Les conseillers municipaux savaient quoi ?
Ils ont reçu le projet de protocole en question qui a été fourni à tous les conseillers municipaux ainsi qu’à tous les journalistes de la presse locale présents dans la salle. L’un d’eux a même eu l’amabilité de fournir un exemplaire à L’Alterpresse 68 ! Il est vrai que cet exemplaire ne contenait pas les annexes 1 et 2 – pourtant annoncées dans le texte principal – où doivent figurer des informations essentielles : notamment le montant probable du butin si le braquage devait réussir. Mais les journalistes ont-ils reçus ces annexes 1 et 2 ?…
Et les conseillers municipaux ? On peut supposer, charitablement, qu’ils en ont été destinataires, puisqu’ils n’ont rien réclamé en séance. Des esprits taquins (on en trouve à L’Alterpresse68, si, si !) émettront l’hypothèse que les élus n’ont pas forcément remarqué qu’il y avait des documents manquants, puisqu’ils ne lisent que superficiellement les textes et les données fournis, c’est vrai, en grande quantité. Et qui, souvent, il faut bien le reconnaître, ne sont pas d’une lecture attrayante et facile.
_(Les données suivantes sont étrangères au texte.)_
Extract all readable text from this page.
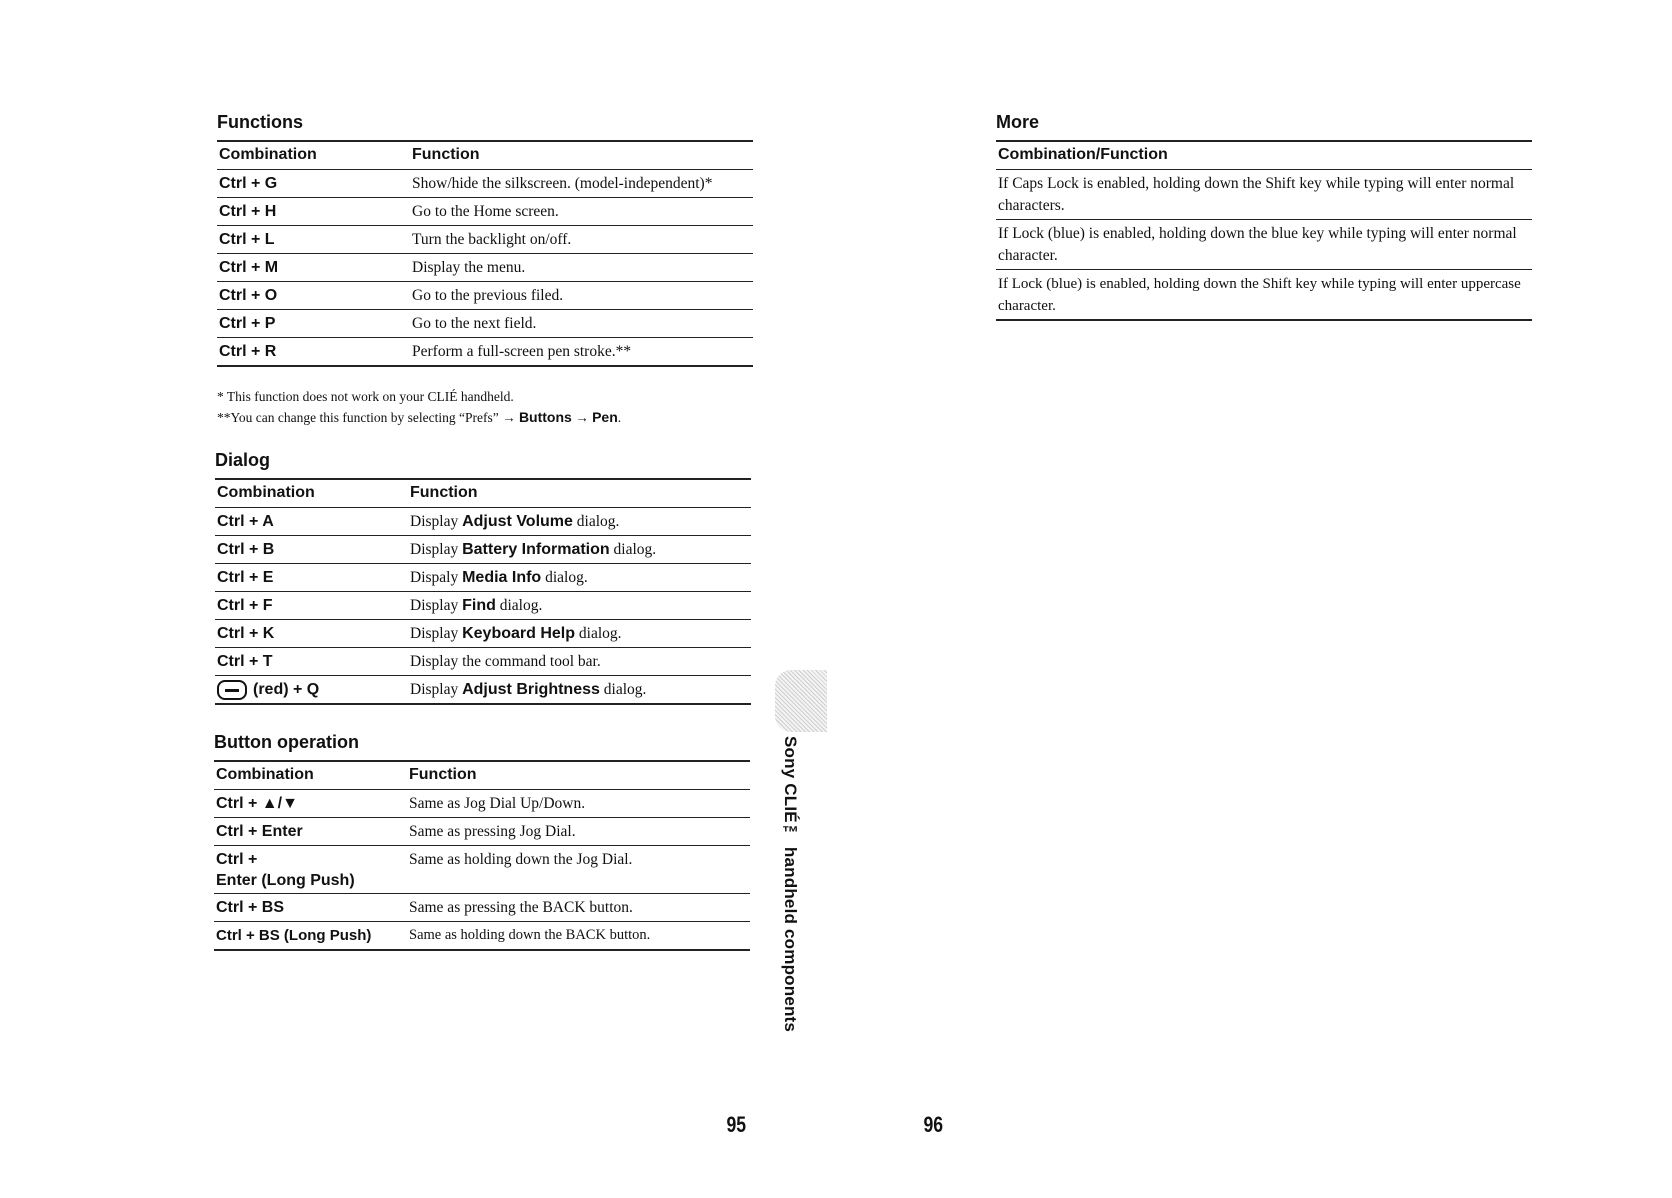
Functions
Combination	Function
Ctrl + G	Show/hide the silkscreen. (model-independent)*
Ctrl + H	Go to the Home screen.
Ctrl + L	Turn the backlight on/off.
Ctrl + M	Display the menu.
Ctrl + O	Go to the previous filed.
Ctrl + P	Go to the next field.
Ctrl + R	Perform a full-screen pen stroke.**
* This function does not work on your CLIÉ handheld.
**You can change this function by selecting “Prefs” → Buttons → Pen.
Dialog
Combination	Function
Ctrl + A	Display Adjust Volume dialog.
Ctrl + B	Display Battery Information dialog.
Ctrl + E	Dispaly Media Info dialog.
Ctrl + F	Display Find dialog.
Ctrl + K	Display Keyboard Help dialog.
Ctrl + T	Display the command tool bar.
(red) + Q	Display Adjust Brightness dialog.
Button operation
Combination	Function
Ctrl + ▲/▼	Same as Jog Dial Up/Down.
Ctrl + Enter	Same as pressing Jog Dial.

Ctrl +
Enter (Long Push)	Same as holding down the Jog Dial.
Ctrl + BS	Same as pressing the BACK button.
Ctrl + BS (Long Push)	Same as holding down the BACK button.
More
Combination/Function
If Caps Lock is enabled, holding down the Shift key while typing will enter normal characters.
If Lock (blue) is enabled, holding down the blue key while typing will enter normal character.
If Lock (blue) is enabled, holding down the Shift key while typing will enter uppercase character.
Sony CLIÉ™ handheld components
95	96
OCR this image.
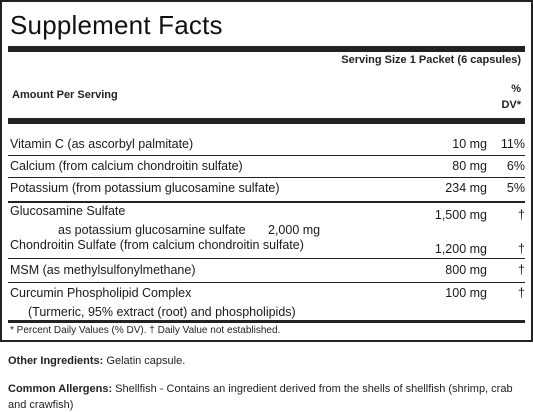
Supplement Facts
Serving Size 1 Packet (6 capsules)
Amount Per Serving	%
DV*
Vitamin C (as ascorbyl palmitate)	10 mg	11%
Calcium (from calcium chondroitin sulfate)	80 mg	6%
Potassium (from potassium glucosamine sulfate)	234 mg	5%
Glucosamine Sulfate	1,500 mg	†
as potassium glucosamine sulfate 2,000 mg
Chondroitin Sulfate (from calcium chondroitin sulfate)	1,200 mg	†
MSM (as methylsulfonylmethane)	800 mg	†
Curcumin Phospholipid Complex	100 mg	†
(Turmeric, 95% extract (root) and phospholipids)
* Percent Daily Values (% DV). † Daily Value not established.
Other Ingredients: Gelatin capsule.
Common Allergens: Shellfish - Contains an ingredient derived from the shells of shellfish (shrimp, crab and crawfish)
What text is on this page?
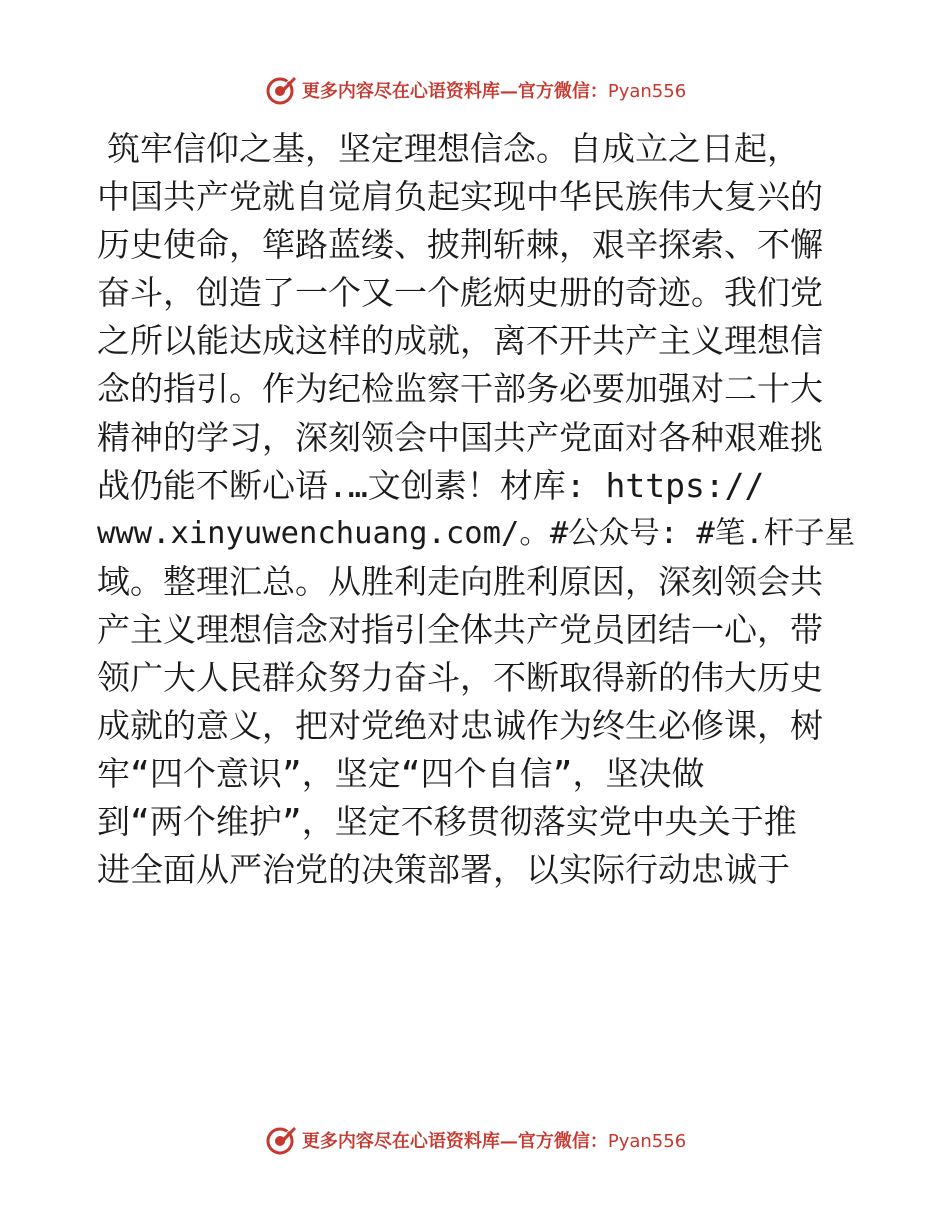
更多内容尽在心语资料库—官方微信：Pyan556
筑牢信仰之基，坚定理想信念。自成立之日起，
中国共产党就自觉肩负起实现中华民族伟大复兴的
历史使命，筚路蓝缕、披荆斩棘，艰辛探索、不懈
奋斗，创造了一个又一个彪炳史册的奇迹。我们党
之所以能达成这样的成就，离不开共产主义理想信
念的指引。作为纪检监察干部务必要加强对二十大
精神的学习，深刻领会中国共产党面对各种艰难挑
战仍能不断心语.…文创素！材库: https://
www.xinyuwenchuang.com/。#公众号: #笔.杆子星
域。整理汇总。从胜利走向胜利原因，深刻领会共
产主义理想信念对指引全体共产党员团结一心，带
领广大人民群众努力奋斗，不断取得新的伟大历史
成就的意义，把对党绝对忠诚作为终生必修课，树
牢“四个意识”，坚定“四个自信”，坚决做
到“两个维护”，坚定不移贯彻落实党中央关于推
进全面从严治党的决策部署，以实际行动忠诚于
更多内容尽在心语资料库—官方微信：Pyan556
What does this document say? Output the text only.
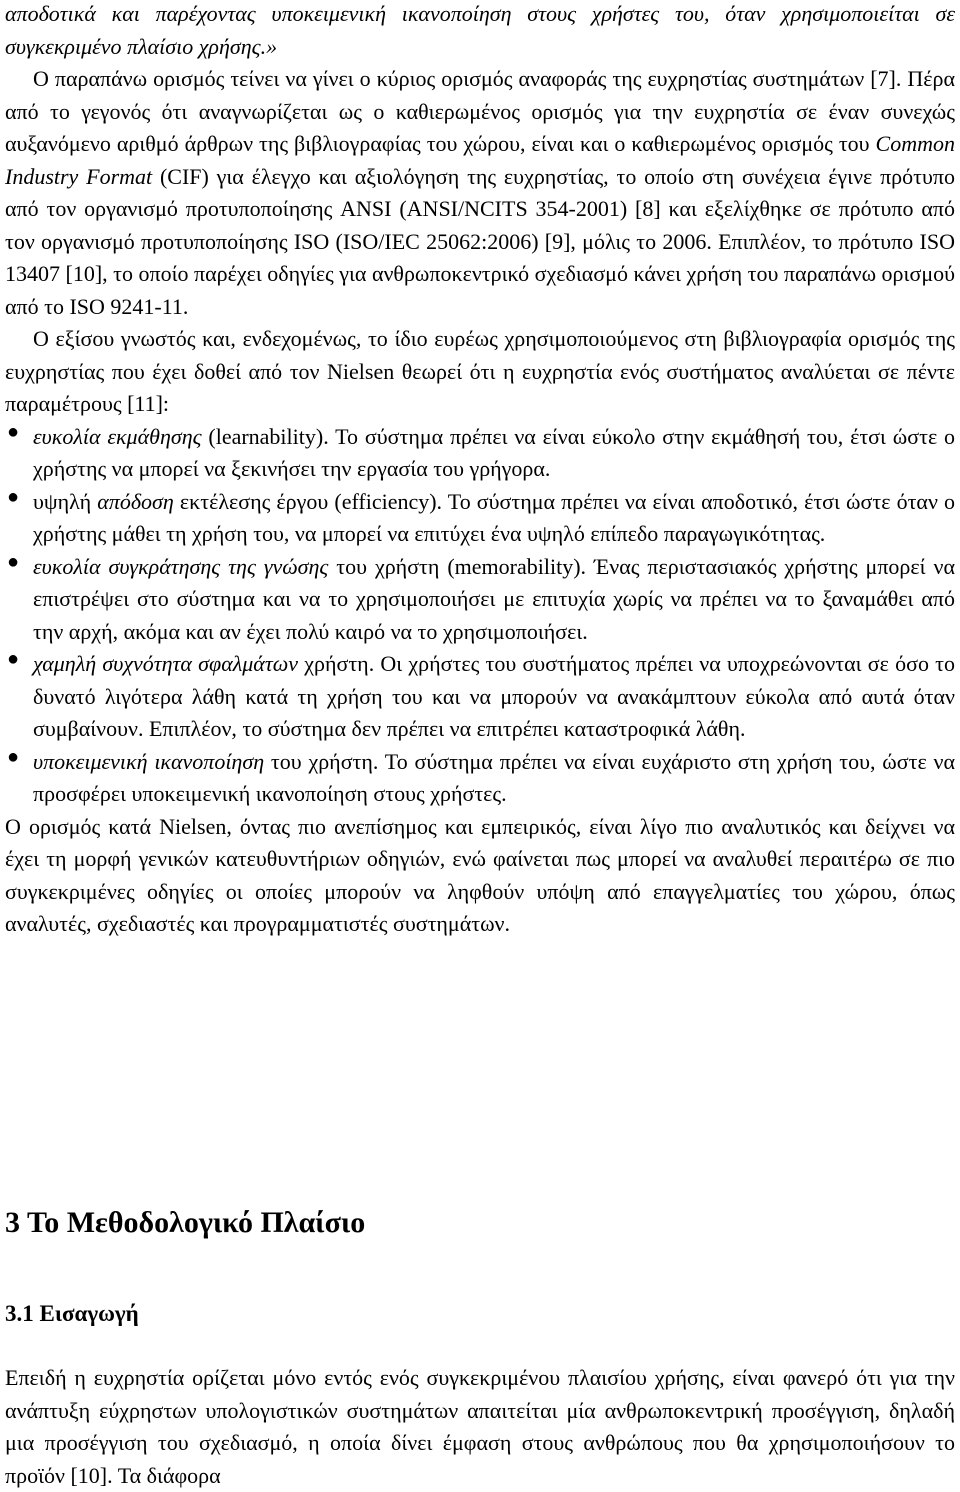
αποδοτικά και παρέχοντας υποκειμενική ικανοποίηση στους χρήστες του, όταν χρησιμοποιείται σε συγκεκριμένο πλαίσιο χρήσης.»

Ο παραπάνω ορισμός τείνει να γίνει ο κύριος ορισμός αναφοράς της ευχρηστίας συστημάτων [7]. Πέρα από το γεγονός ότι αναγνωρίζεται ως ο καθιερωμένος ορισμός για την ευχρηστία σε έναν συνεχώς αυξανόμενο αριθμό άρθρων της βιβλιογραφίας του χώρου, είναι και ο καθιερωμένος ορισμός του Common Industry Format (CIF) για έλεγχο και αξιολόγηση της ευχρηστίας, το οποίο στη συνέχεια έγινε πρότυπο από τον οργανισμό προτυποποίησης ANSI (ANSI/NCITS 354-2001) [8] και εξελίχθηκε σε πρότυπο από τον οργανισμό προτυποποίησης ISO (ISO/IEC 25062:2006) [9], μόλις το 2006. Επιπλέον, το πρότυπο ISO 13407 [10], το οποίο παρέχει οδηγίες για ανθρωποκεντρικό σχεδιασμό κάνει χρήση του παραπάνω ορισμού από το ISO 9241-11.

Ο εξίσου γνωστός και, ενδεχομένως, το ίδιο ευρέως χρησιμοποιούμενος στη βιβλιογραφία ορισμός της ευχρηστίας που έχει δοθεί από τον Nielsen θεωρεί ότι η ευχρηστία ενός συστήματος αναλύεται σε πέντε παραμέτρους [11]:

● ευκολία εκμάθησης (learnability). Το σύστημα πρέπει να είναι εύκολο στην εκμάθησή του, έτσι ώστε ο χρήστης να μπορεί να ξεκινήσει την εργασία του γρήγορα.

● υψηλή απόδοση εκτέλεσης έργου (efficiency). Το σύστημα πρέπει να είναι αποδοτικό, έτσι ώστε όταν ο χρήστης μάθει τη χρήση του, να μπορεί να επιτύχει ένα υψηλό επίπεδο παραγωγικότητας.

● ευκολία συγκράτησης της γνώσης του χρήστη (memorability). Ένας περιστασιακός χρήστης μπορεί να επιστρέψει στο σύστημα και να το χρησιμοποιήσει με επιτυχία χωρίς να πρέπει να το ξαναμάθει από την αρχή, ακόμα και αν έχει πολύ καιρό να το χρησιμοποιήσει.

● χαμηλή συχνότητα σφαλμάτων χρήστη. Οι χρήστες του συστήματος πρέπει να υποχρεώνονται σε όσο το δυνατό λιγότερα λάθη κατά τη χρήση του και να μπορούν να ανακάμπτουν εύκολα από αυτά όταν συμβαίνουν. Επιπλέον, το σύστημα δεν πρέπει να επιτρέπει καταστροφικά λάθη.

● υποκειμενική ικανοποίηση του χρήστη. Το σύστημα πρέπει να είναι ευχάριστο στη χρήση του, ώστε να προσφέρει υποκειμενική ικανοποίηση στους χρήστες.

Ο ορισμός κατά Nielsen, όντας πιο ανεπίσημος και εμπειρικός, είναι λίγο πιο αναλυτικός και δείχνει να έχει τη μορφή γενικών κατευθυντήριων οδηγιών, ενώ φαίνεται πως μπορεί να αναλυθεί περαιτέρω σε πιο συγκεκριμένες οδηγίες οι οποίες μπορούν να ληφθούν υπόψη από επαγγελματίες του χώρου, όπως αναλυτές, σχεδιαστές και προγραμματιστές συστημάτων.

3 Το Μεθοδολογικό Πλαίσιο
3.1 Εισαγωγή

Επειδή η ευχρηστία ορίζεται μόνο εντός ενός συγκεκριμένου πλαισίου χρήσης, είναι φανερό ότι για την ανάπτυξη εύχρηστων υπολογιστικών συστημάτων απαιτείται μία ανθρωποκεντρική προσέγγιση, δηλαδή μια προσέγγιση του σχεδιασμό, η οποία δίνει έμφαση στους ανθρώπους που θα χρησιμοποιήσουν το προϊόν [10]. Τα διάφορα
Oui mais, – ajoutent les mêmes esprits taquins – s’efforcer de n’y rien comprendre est un choix que peuvent faire certains élus qui s’évitent ainsi divers tourments ; dont ceux qui pourraient naître d’un éventuel désaccord avec le maire…
Les conseillers municipaux ont-ils eu connaissance du tableau d’amortissement du nouveau contrat de prêt (qui devrait figurer dans l’annexe 1) de 54 millions qui pouvait leur donner une idée du montant total des intérêts payés sur une vingtaine d’années ? Et surtout ont-ils eu connaissance du montant indicatif de l’indemnité de remboursement anticipé qui devrait figurer dans l’annexe 2 avec le nom de l’heureux bénéficiaire du butin (que L’Alterpresse68 évalue, avec les données dont on dispose aujourd’hui, à une vingtaine de millions d’euros) ?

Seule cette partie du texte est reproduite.